Présentation


La matière a été l'objet de mes premières recherches plastiques et continue d'en être, à ce jour, le moteur de mes préoccupations artistiques. Son immanence et sa réalité induisent un cadre de réflexion digne d'être repensé, dans la place qu'elle occupe au sein de la sculpture contemporaine, mais aussi, dans le contexte de notre société, guettée par le devenir stérile de nos modes d'organisation et de communication, toujours plus virtuels. À travers ses différents états, solides, liquides ou gazeux, celle-ci m'apparaît comme une source de connaissances, dont on ne peut enfreindre les règles : un art de la conduite, une éthique. Parallèlement, les qualités de sa substance m'évoquent un nombre de concepts tels que ceux d'origine, d'état, et de vie, dont je veux rendre compte à travers mes sculptures et mes installations. C'est ainsi que je tente avec une dérision sous-jacente, d'instaurer une poétique autour du sujet qui me préoccupe plus précisément : l'existence, d'en exprimer le corps (l'organisme), la vacuité, la précarité, la mémoire, le terme.. Sur un mode empirique, depuis le début de ma pratique, j'utilise trois matières récurrentes le plâtre, le savon et la cire (ou paraffine) avec lesquelles j'aime conserver un rapport expérimental et direct. Ces substances sont élaborées et agencées selon différentes techniques : moulage, modelage, assemblage, construction. Traditionnellement, le plâtre tient comme étape intermédiaire entre la glaise et le bronze. Par l'usage de l'empreinte, il se situe ici de manière précaire dans un entre-deux : un jeu entre une disparition du modèle et sa reproduction où l'empreinte se change en oeuvre originale. Les moulages se font sur des parties du corps, d'objets ou de sites, pour la réalisation de pièces in situ. Quant au plâtre, il est coulé ou appliqué à l'aide de bandes, dissimulant parfois l'objet. Le savon et la cire sont des matériaux d'utilisation binaire, qui servent au démoulage des épreuves en même temps qu'ils en sont les composants directs. Le savon, produit d'utilisation commune et intime, est une évocation métaphorique de la "vie". Sa possible dissolution conforte l'idée d'une disparition, d'une perte et d'une conversion.
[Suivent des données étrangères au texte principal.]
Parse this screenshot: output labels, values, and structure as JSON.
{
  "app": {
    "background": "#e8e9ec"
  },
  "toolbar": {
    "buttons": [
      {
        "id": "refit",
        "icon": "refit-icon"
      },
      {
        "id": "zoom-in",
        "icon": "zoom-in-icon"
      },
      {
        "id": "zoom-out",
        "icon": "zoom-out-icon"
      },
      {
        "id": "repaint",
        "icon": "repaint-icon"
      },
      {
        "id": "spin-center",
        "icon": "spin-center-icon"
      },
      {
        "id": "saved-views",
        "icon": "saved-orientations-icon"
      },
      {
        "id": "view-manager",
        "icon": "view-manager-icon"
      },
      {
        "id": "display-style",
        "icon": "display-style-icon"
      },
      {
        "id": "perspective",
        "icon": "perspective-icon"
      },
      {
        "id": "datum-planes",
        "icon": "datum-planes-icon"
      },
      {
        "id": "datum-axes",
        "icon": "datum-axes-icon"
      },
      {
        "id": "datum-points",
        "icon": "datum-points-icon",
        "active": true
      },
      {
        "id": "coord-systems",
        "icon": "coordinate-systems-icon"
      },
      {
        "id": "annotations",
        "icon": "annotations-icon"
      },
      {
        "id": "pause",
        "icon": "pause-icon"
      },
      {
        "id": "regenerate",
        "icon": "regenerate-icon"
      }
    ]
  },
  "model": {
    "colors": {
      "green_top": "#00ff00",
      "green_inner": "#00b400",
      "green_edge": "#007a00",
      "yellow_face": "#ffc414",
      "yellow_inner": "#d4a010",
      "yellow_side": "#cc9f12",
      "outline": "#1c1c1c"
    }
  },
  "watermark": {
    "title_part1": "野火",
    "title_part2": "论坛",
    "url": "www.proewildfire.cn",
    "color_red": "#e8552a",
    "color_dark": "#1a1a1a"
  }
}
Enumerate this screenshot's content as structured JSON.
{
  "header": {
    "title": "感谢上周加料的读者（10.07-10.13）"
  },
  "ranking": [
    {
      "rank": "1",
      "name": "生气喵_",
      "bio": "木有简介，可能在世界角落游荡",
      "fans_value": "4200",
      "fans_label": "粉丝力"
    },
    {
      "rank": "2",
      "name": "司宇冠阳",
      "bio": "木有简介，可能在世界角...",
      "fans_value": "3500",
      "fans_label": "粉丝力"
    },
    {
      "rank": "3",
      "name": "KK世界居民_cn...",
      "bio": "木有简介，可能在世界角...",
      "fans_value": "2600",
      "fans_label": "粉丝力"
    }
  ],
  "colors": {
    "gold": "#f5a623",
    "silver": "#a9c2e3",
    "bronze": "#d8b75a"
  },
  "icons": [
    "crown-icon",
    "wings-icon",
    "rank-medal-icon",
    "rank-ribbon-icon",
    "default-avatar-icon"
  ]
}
Par la suite, d'autres matériaux ont été introduits :
- le miroir comme lieu de réfléchissement/réflexion
- la feuille d'or liée à l'idée de figures "inviolables"
- les laisses de mer, objets récupérés ou débris avec lesquels j'ai toujours travaillé, objets fossiles, indices d'une mémoire et d'une usure.
En outre, l'exclusivité des couleurs blanches (plâtre, savon) et rouge carmin (cire teintée au pigment), concoure à l'articulation de mon vocabulaire plastique. La blancheur est convoquée comme signifiant spectral de la sculpture classique. Le rouge carmin, dont l'intensité varie selon les pièces, fait écho au plasma sanguin. Les représentations évoquent un ensemble d'états et de formes corporels :
- épiderme, fragments de corps humain, chair
- gangues
- circulation, canaux, gaines, trous
- filtres
Un nombre d'indices importants montrent également des fragilités, des fractures, des réparations, des transformations de matière (passage du liquide au solide), des plis, des sillons.
Pièces in situ :
- À la Galerie Depardieu, une pièce in situ sur la terrasse en extérieur, fera écho aux séchoirs à linge des habitations alentour : un "tissage" de câbles tendus en va et vient entre le balcon usé en fer forgé et le mur de séparation ; ces câbles servent simultanément de trames au passage d'un fil et de points d'accroches à ce que je nomme des "prises" (empreintes de mains en savon), qui, exposées à la pluie, se dissoudront sur place libérant les fils.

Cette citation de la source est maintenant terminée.